On 21 May 2020, Ansah announced her resignation as chairperson of the Malawi Electoral Commission after two successive court rulings confirmed massive irregularities in the 2019 elections. Consequently the courts ordered that fresh presidential elections be held. On 22 May 2020 President Arthur Peter Mutharika accepted her resignation. On 7 June 2020, President Mutharika appointed Justice Dr. Chifundo Kachale as the new MEC chairperson replacing Judge Ansah.

===Continued activity in politics===
In April 2025 she became a Democratic Progressive Party candidate for the National Assembly. In July, she became a vice-presidential candidate for the DPP, supporting ex-President Peter Mutharika. They were elected after gathering more than 50% of the votes.

== Controversies ==
In December 2025, Ansah faced public criticism for allegedly planning a private trip to the United Kingdom to attend her husband’s 80th birthday with an entourage of about 16 people at an estimated cost of K2.3 billion, which commentators said appeared to contravene government austerity measures her administration had announced to reduce public spending. In response to the criticism, on 24 December, the Government of Malawi stated that the earlier memorandum circulating about a K2.3 billion budget for the trip was fake and did not originate from any official government office.
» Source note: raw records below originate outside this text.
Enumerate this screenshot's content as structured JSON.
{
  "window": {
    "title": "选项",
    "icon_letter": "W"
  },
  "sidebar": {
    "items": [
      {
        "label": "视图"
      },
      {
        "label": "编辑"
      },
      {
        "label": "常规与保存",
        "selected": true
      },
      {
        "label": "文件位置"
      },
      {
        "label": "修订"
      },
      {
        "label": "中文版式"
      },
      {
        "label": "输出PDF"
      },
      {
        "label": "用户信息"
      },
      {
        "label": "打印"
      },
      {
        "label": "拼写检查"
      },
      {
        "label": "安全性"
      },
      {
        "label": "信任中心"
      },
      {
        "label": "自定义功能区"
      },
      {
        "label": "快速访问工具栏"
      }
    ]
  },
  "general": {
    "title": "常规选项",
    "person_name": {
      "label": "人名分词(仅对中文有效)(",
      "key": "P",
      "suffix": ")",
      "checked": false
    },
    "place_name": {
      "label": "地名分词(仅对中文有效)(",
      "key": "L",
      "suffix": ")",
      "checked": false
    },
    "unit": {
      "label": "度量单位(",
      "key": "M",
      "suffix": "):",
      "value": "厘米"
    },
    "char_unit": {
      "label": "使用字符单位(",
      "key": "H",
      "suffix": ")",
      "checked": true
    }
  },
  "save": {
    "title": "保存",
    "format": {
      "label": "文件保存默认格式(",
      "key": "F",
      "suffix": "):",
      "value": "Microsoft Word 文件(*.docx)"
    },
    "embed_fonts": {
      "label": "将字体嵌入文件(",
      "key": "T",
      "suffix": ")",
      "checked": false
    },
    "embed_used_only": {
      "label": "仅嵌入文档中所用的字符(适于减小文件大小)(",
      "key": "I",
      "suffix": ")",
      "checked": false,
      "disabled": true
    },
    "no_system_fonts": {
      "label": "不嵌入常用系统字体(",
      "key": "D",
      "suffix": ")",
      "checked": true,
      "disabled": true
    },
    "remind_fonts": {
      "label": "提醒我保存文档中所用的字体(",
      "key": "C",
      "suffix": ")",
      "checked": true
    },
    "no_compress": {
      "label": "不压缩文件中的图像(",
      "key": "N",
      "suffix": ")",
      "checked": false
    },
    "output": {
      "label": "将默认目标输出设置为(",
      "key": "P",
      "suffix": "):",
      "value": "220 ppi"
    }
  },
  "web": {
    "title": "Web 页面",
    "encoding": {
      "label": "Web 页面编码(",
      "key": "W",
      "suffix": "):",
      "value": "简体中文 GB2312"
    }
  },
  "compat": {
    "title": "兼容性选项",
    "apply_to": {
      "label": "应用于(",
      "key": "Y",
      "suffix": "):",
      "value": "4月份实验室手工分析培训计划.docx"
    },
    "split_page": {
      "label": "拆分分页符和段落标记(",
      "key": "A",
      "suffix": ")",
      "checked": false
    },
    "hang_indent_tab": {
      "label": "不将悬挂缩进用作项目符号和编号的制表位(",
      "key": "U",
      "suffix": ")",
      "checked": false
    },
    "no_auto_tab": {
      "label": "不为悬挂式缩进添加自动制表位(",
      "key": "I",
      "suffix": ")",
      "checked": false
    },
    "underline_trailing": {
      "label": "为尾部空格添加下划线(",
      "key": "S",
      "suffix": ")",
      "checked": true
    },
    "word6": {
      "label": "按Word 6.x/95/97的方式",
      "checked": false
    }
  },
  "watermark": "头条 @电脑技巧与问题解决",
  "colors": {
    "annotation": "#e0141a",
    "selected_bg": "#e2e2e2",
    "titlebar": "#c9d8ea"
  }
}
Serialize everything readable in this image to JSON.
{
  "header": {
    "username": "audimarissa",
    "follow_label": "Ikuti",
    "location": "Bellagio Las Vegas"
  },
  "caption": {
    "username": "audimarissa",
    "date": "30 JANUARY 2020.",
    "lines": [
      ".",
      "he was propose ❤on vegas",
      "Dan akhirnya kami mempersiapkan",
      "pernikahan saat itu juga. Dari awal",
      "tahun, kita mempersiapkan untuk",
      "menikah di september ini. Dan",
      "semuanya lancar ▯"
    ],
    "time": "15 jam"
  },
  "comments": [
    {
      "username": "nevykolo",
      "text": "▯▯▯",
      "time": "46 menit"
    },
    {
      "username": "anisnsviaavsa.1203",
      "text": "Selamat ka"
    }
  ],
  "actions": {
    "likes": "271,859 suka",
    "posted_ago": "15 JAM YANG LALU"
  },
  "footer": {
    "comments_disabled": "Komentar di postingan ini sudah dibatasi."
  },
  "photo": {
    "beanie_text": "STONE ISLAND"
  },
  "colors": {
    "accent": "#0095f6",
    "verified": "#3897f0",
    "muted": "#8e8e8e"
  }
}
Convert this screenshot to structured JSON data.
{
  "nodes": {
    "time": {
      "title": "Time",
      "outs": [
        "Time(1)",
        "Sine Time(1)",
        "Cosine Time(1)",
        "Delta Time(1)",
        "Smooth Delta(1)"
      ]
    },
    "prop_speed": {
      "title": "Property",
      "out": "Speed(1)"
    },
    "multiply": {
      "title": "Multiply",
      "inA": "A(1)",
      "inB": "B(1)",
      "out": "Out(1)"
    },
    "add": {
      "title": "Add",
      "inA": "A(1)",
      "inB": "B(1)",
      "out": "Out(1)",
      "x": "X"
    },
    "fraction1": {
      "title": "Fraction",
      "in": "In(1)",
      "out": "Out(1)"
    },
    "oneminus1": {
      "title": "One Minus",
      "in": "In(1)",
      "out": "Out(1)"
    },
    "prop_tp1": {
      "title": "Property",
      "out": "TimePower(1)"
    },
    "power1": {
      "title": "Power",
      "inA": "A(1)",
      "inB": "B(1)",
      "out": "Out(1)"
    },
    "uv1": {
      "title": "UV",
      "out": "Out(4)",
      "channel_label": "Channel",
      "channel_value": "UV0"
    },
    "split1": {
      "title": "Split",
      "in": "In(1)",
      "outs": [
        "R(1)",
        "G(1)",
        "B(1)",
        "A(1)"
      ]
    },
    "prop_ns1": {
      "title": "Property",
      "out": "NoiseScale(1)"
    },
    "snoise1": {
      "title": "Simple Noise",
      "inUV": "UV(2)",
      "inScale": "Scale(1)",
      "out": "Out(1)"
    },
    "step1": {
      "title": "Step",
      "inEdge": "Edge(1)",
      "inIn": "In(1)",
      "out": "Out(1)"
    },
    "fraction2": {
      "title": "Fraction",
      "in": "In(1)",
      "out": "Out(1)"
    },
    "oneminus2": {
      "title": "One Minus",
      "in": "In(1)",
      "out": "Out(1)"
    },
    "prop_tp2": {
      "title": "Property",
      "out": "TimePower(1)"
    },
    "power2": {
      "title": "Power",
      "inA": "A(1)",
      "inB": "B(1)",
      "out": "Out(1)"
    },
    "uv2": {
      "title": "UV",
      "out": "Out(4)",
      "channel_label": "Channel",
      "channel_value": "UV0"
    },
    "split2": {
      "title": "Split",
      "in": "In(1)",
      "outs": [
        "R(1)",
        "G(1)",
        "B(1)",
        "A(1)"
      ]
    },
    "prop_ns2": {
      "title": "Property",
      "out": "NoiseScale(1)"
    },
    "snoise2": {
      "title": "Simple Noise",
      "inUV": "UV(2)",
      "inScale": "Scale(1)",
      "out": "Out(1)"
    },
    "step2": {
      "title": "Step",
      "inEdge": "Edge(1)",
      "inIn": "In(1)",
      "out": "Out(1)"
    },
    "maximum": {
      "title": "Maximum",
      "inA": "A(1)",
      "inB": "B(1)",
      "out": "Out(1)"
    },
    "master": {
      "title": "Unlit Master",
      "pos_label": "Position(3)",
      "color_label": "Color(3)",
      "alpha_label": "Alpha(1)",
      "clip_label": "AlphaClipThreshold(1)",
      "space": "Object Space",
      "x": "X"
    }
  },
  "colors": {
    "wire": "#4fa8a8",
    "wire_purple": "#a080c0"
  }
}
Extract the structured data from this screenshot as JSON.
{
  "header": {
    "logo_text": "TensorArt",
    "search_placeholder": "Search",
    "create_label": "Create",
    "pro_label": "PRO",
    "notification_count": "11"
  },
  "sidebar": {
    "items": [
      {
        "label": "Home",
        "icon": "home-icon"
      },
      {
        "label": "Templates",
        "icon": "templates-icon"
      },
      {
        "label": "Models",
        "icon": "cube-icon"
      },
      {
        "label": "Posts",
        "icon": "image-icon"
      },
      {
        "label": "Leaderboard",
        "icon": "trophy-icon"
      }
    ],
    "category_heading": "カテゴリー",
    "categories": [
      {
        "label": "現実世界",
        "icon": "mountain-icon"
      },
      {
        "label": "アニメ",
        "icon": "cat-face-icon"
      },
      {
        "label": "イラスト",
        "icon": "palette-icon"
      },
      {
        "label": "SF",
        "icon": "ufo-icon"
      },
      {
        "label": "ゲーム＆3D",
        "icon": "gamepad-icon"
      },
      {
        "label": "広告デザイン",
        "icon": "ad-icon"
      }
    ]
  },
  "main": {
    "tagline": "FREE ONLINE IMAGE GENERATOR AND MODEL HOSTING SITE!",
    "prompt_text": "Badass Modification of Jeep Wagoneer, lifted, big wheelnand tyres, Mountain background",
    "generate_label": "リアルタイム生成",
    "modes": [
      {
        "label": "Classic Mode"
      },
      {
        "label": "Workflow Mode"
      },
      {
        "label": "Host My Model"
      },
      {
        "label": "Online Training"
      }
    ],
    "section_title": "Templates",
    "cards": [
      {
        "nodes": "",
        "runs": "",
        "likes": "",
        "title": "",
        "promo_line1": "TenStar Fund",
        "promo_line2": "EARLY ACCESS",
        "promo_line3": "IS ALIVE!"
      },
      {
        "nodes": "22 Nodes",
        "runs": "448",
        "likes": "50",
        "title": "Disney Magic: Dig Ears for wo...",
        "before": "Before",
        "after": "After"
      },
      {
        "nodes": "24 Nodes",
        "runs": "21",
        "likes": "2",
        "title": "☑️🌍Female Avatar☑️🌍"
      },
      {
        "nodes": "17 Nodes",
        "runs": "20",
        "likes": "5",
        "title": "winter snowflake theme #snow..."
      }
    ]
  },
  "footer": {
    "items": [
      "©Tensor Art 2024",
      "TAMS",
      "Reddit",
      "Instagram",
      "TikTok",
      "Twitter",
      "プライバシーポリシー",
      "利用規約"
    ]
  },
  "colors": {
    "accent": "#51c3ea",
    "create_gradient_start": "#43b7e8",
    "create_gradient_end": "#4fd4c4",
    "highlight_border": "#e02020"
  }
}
Ansah’s planned UK visit would include herself and five officials at an estimated cost of K168 million.

==Private life==
Ansah is a married to a Ghanaian minister and they run a church in Lilongwe where they are both ministers. They have three children and one daughter is also a church minister. In 2025 they had been married for 42 years and all of their children live in the UK. In October 2025 she held a thanksgiving service at Christ-Citadel International Church in Area 47, Lilongwe to celebrate her 70th birthday.